Vol.19 1999



「COSPA」渋谷店

 渋谷駅から道玄坂を登るのにも疲れた頃に見える雑居ビルの一室。それがコスプレ衣装専門店「COSPA」渋谷店だった。合成皮革や合成繊維からできた石油万歳なコスプレ衣装のほか、手錠・バストパッド・唐傘などなどの小物もしっかり揃っている。アニメに疎くなったし、ゲームに至っては無知と言ってもいい僕には、コスプレ対象となるキャラクターについての知識が無く、何の衣装か分からないものがほとんど。「CCさくら」の等身大バスタオルを淋しく見つめるばかりだった。

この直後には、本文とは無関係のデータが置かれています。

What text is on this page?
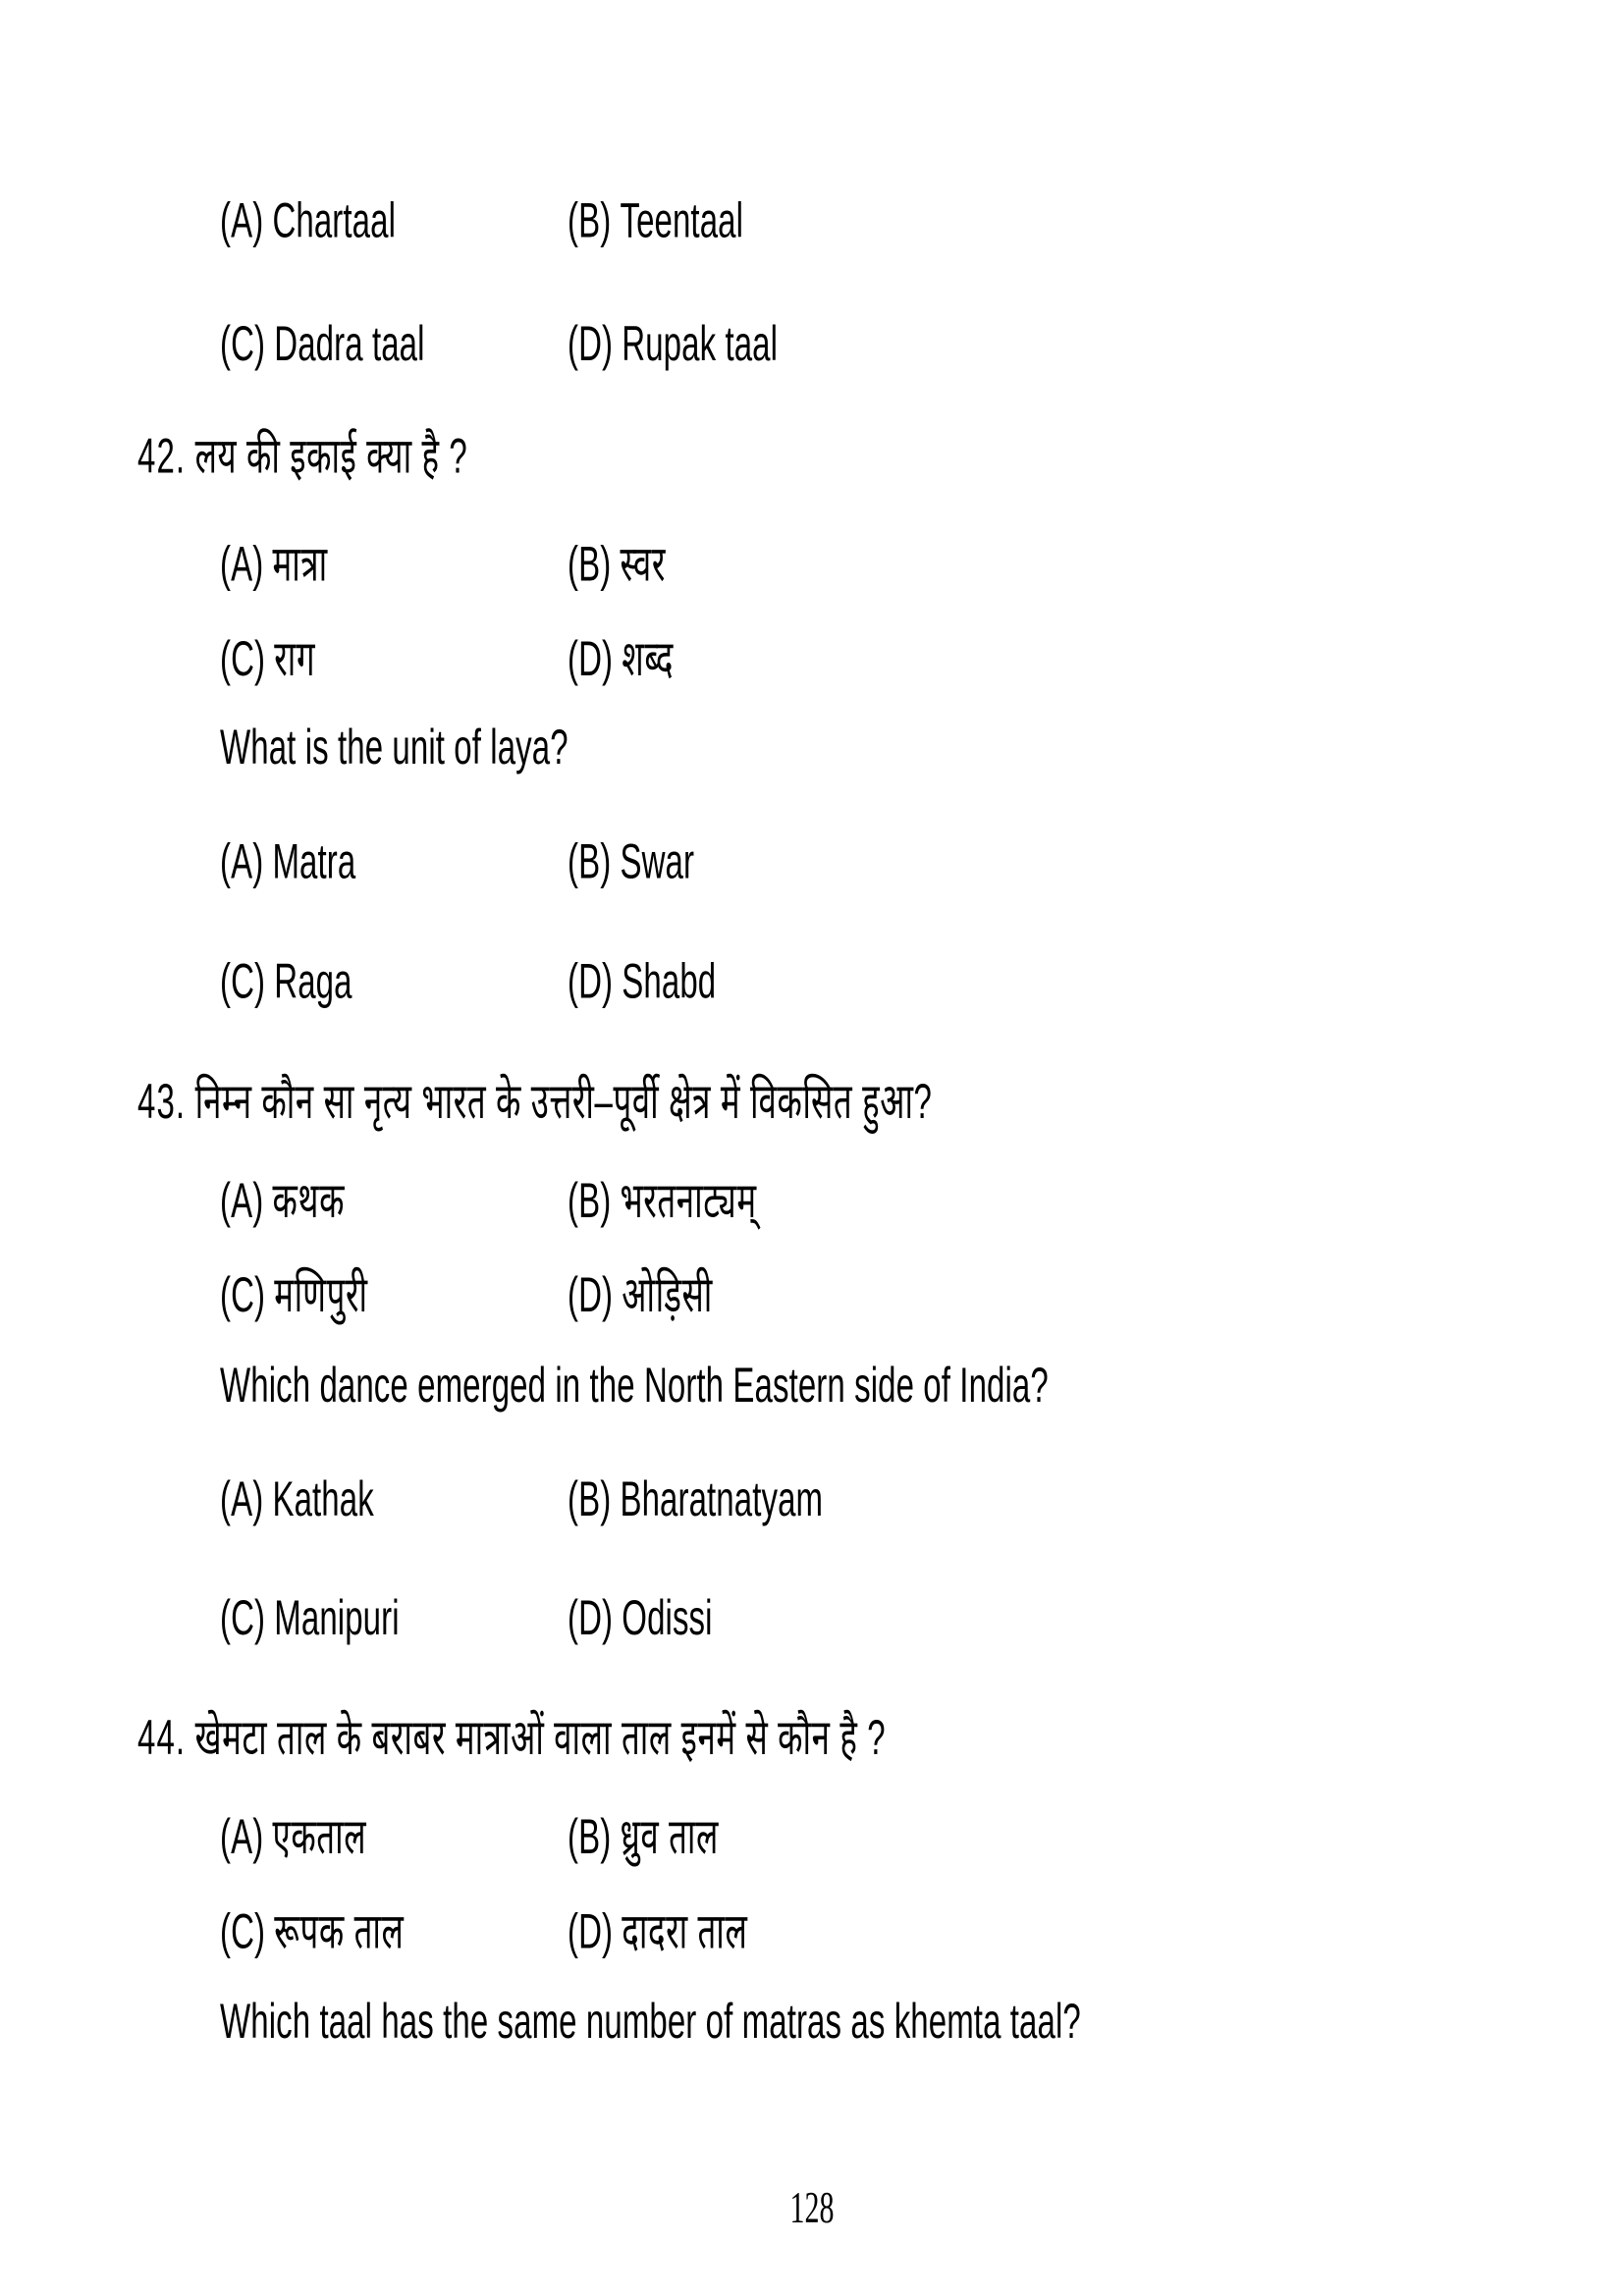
(A) Chartaal	(B) Teentaal
(C) Dadra taal	(D) Rupak taal
42. लय की इकाई क्या है ?
(A) मात्रा	(B) स्वर
(C) राग	(D) शब्द
What is the unit of laya?
(A) Matra	(B) Swar
(C) Raga	(D) Shabd
43. निम्न कौन सा नृत्य भारत के उत्तरी–पूर्वी क्षेत्र में विकसित हुआ?
(A) कथक	(B) भरतनाट्यम्
(C) मणिपुरी	(D) ओड़िसी
Which dance emerged in the North Eastern side of India?
(A) Kathak	(B) Bharatnatyam
(C) Manipuri	(D) Odissi
44. खेमटा ताल के बराबर मात्राओं वाला ताल इनमें से कौन है ?
(A) एकताल	(B) ध्रुव ताल
(C) रूपक ताल	(D) दादरा ताल
Which taal has the same number of matras as khemta taal?
128
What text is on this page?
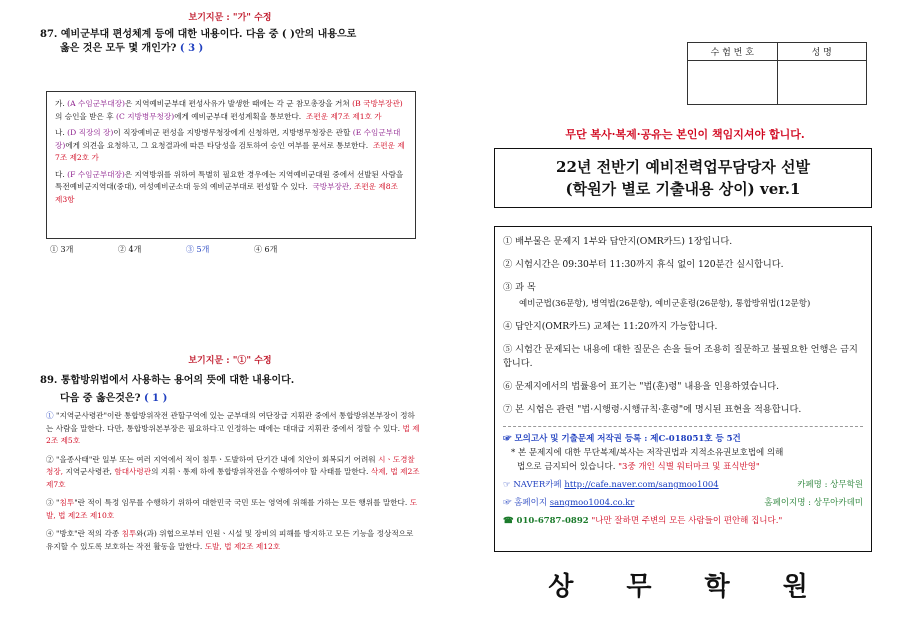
보기지문 : "가" 수정
87. 예비군부대 편성체계 등에 대한 내용이다. 다음 중 ( )안의 내용으로
옳은 것은 모두 몇 개인가? ( 3 )
가. (A 수임군부대장)은 지역예비군부대 편성사유가 발생한 때에는 각 군 참모총장을 거쳐 (B 국방부장관)의 승인을 받은 후 (C 지방병무청장)에게 예비군부대 편성계획을 통보한다. 조편운 제7조 제1호 가
나. (D 직장의 장)이 직장예비군 편성을 지방병무청장에게 신청하면, 지방병무청장은 관할 (E 수임군부대장)에게 의견을 요청하고, 그 요청결과에 따른 타당성을 검토하여 승인 여부를 문서로 통보한다. 조편운 제7조 제2호 가
다. (F 수임군부대장)은 지역방위를 위하여 특별히 필요한 경우에는 지역예비군대원 중에서 선발된 사람을 특전예비군지역대(중대), 여성예비군소대 등의 예비군부대로 편성할 수 있다. 국방부장관, 조편운 제8조 제3항
① 3개	② 4개	③ 5개	④ 6개
보기지문 : "①" 수정
89. 통합방위법에서 사용하는 용어의 뜻에 대한 내용이다.
다음 중 옳은것은? ( 1 )
① "지역군사령관"이란 통합방위작전 관할구역에 있는 군부대의 여단장급 지휘관 중에서 통합방위본부장이 정하는 사람을 말한다. 다만, 통합방위본부장은 필요하다고 인정하는 때에는 대대급 지휘관 중에서 정할 수 있다. 법 제2조 제5호
② "을종사태"란 일부 또는 여러 지역에서 적이 침투ㆍ도발하여 단기간 내에 치안이 회복되기 어려워 시ㆍ도경찰청장, 지역군사령관, 함대사령관의 지휘ㆍ통제 하에 통합방위작전을 수행하여야 할 사태를 말한다. 삭제, 법 제2조 제7호
③ "침투"란 적이 특정 임무를 수행하기 위하여 대한민국 국민 또는 영역에 위해를 가하는 모든 행위를 말한다. 도발, 법 제2조 제10호
④ "방호"란 적의 각종 침투와(과) 위협으로부터 인원ㆍ시설 및 장비의 피해를 방지하고 모든 기능을 정상적으로 유지할 수 있도록 보호하는 작전 활동을 말한다. 도발, 법 제2조 제12호
수 험 번 호	성 명

무단 복사·복제·공유는 본인이 책임지셔야 합니다.
22년 전반기 예비전력업무담당자 선발
(학원가 별로 기출내용 상이) ver.1
① 배부물은 문제지 1부와 답안지(OMR카드) 1장입니다.
② 시험시간은 09:30부터 11:30까지 휴식 없이 120분간 실시합니다.
③ 과 목
예비군법(36문항), 병역법(26문항), 예비군훈령(26문항), 통합방위법(12문항)
④ 답안지(OMR카드) 교체는 11:20까지 가능합니다.
⑤ 시험간 문제되는 내용에 대한 질문은 손을 들어 조용히 질문하고 불필요한 언행은 금지합니다.
⑥ 문제지에서의 법률용어 표기는 "법(훈)령" 내용을 인용하였습니다.
⑦ 본 시험은 관련 "법·시행령·시행규칙·훈령"에 명시된 표현을 적용합니다.
☞ 모의고사 및 기출문제 저작권 등록 : 제C-018051호 등 5건
* 본 문제지에 대한 무단복제/복사는 저작권법과 지적소유권보호법에 의해
법으로 금지되어 있습니다. "3중 개인 식별 워터마크 및 표식반영"
☞ NAVER카페 http://cafe.naver.com/sangmoo1004	카페명 : 상무학원
☞ 홈페이지 sangmoo1004.co.kr	홈페이지명 : 상무아카데미
☎ 010-6787-0892 "나만 잘하면 주변의 모든 사람들이 편안해 집니다."
상 무 학 원
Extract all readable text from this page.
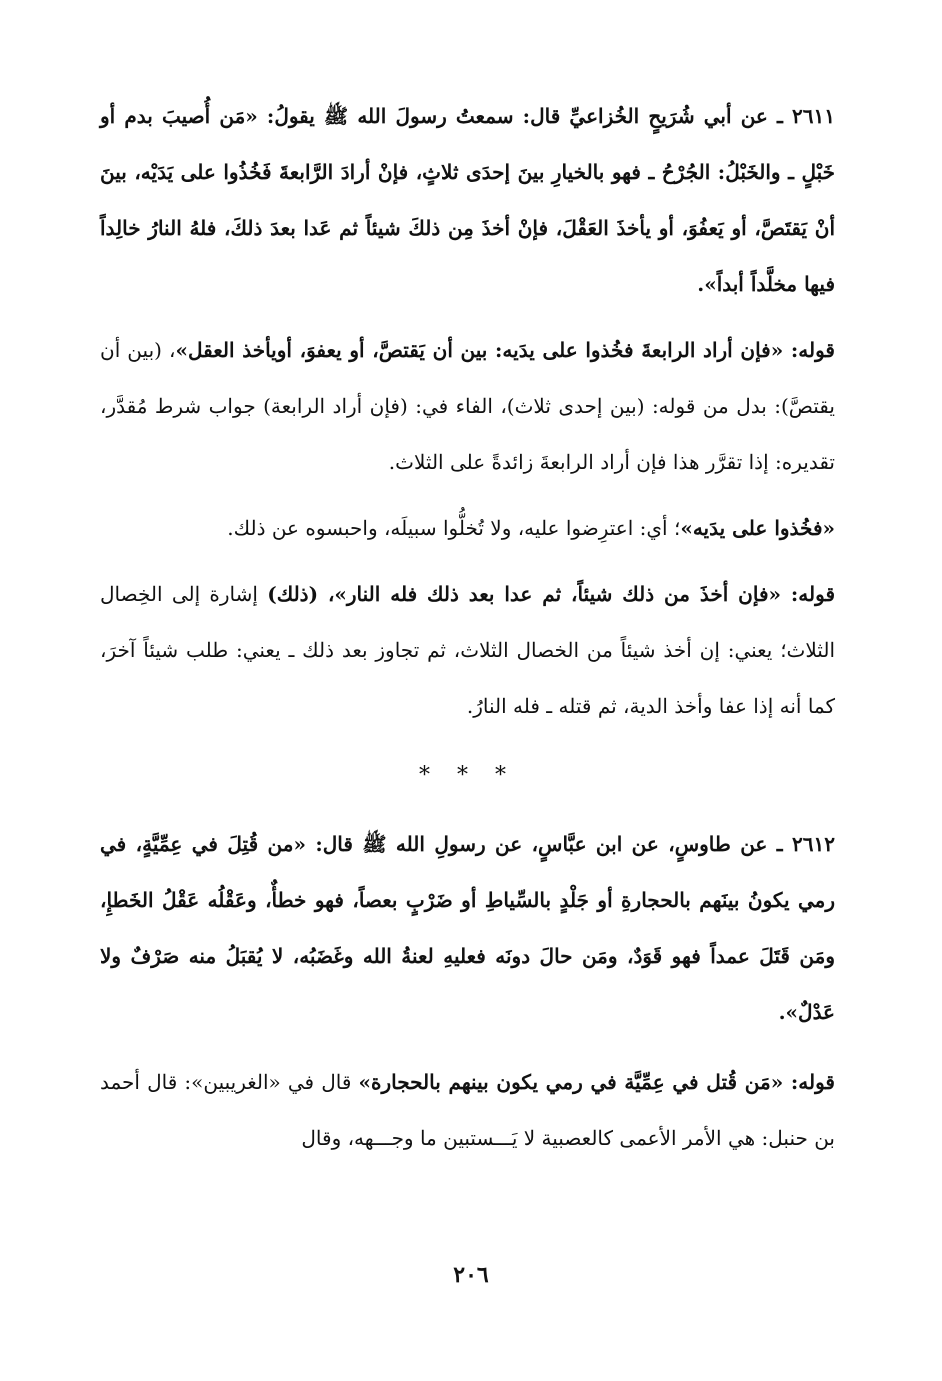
٢٦١١ ـ عن أبي شُرَيحٍ الخُزاعيِّ قال: سمعتُ رسولَ الله ﷺ يقولُ: «مَن أُصيبَ بدم أو خَبْلٍ ـ والخَبْلُ: الجُرْحُ ـ فهو بالخيارِ بينَ إحدَى ثلاثٍ، فإنْ أرادَ الرَّابعةَ فَخُذُوا على يَدَيْه، بينَ أنْ يَقتَصَّ، أو يَعفُوَ، أو يأخذَ العَقْلَ، فإنْ أخذَ مِن ذلكَ شيئاً ثم عَدا بعدَ ذلكَ، فلهُ النارُ خالِداً فيها مخلَّداً أبداً».

قوله: «فإن أراد الرابعةَ فخُذوا على يدَيه: بين أن يَقتصَّ، أو يعفوَ، أويأخذ العقل»، (بين أن يقتصَّ): بدل من قوله: (بين إحدى ثلاث)، الفاء في: (فإن أراد الرابعة) جواب شرط مُقدَّر، تقديره: إذا تقرَّر هذا فإن أراد الرابعةَ زائدةً على الثلاث.

«فخُذوا على يدَيه»؛ أي: اعترِضوا عليه، ولا تُخلُّوا سبيلَه، واحبسوه عن ذلك.

قوله: «فإن أخذَ من ذلك شيئاً، ثم عدا بعد ذلك فله النار»، (ذلك) إشارة إلى الخِصال الثلاث؛ يعني: إن أخذ شيئاً من الخصال الثلاث، ثم تجاوز بعد ذلك ـ يعني: طلب شيئاً آخرَ، كما أنه إذا عفا وأخذ الدية، ثم قتله ـ فله النارُ.

* * *

٢٦١٢ ـ عن طاوسٍ، عن ابن عبَّاسٍ، عن رسولِ الله ﷺ قال: «من قُتِلَ في عِمِّيَّةٍ، في رمي يكونُ بينَهم بالحجارةِ أو جَلْدٍ بالسِّياطِ أو ضَرْبٍ بعصاً، فهو خطأٌ، وعَقْلُه عَقْلُ الخَطإِ، ومَن قَتَلَ عمداً فهو قَوَدٌ، ومَن حالَ دونَه فعليهِ لعنةُ الله وغَضَبُه، لا يُقبَلُ منه صَرْفٌ ولا عَدْلٌ».

قوله: «مَن قُتل في عِمِّيَّة في رمي يكون بينهم بالحجارة» قال في «الغريبين»: قال أحمد بن حنبل: هي الأمر الأعمى كالعصبية لا يَـــستبين ما وجـــهه، وقال

٢٠٦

 せっかく来たのだから試着してみたいと連れが言い出し、試着室の順番を待つことに。ところが試着室を使用中の男女連れは、やけに多くの衣装を持ち込んでいる上に、御法度のはずの写真撮影もパシャパシャやっている。そういえば女性はやけにケバく、男性は彼女と歳が離れていて人生を悟ったように無表情。我々の脳裏に「イメクラ」という単語が浮かんだのは言うまでもない。

 店内には、その男女連れと僕ら、そして店員の5人のみ。コスプレに風俗が混ざった空気の中、時間だけが淡々と流れて悪い冗談のようだ。コスプレオーダー用テーブルのイスに座り込んだ僕の中には疲労が溜まっていくのだった…。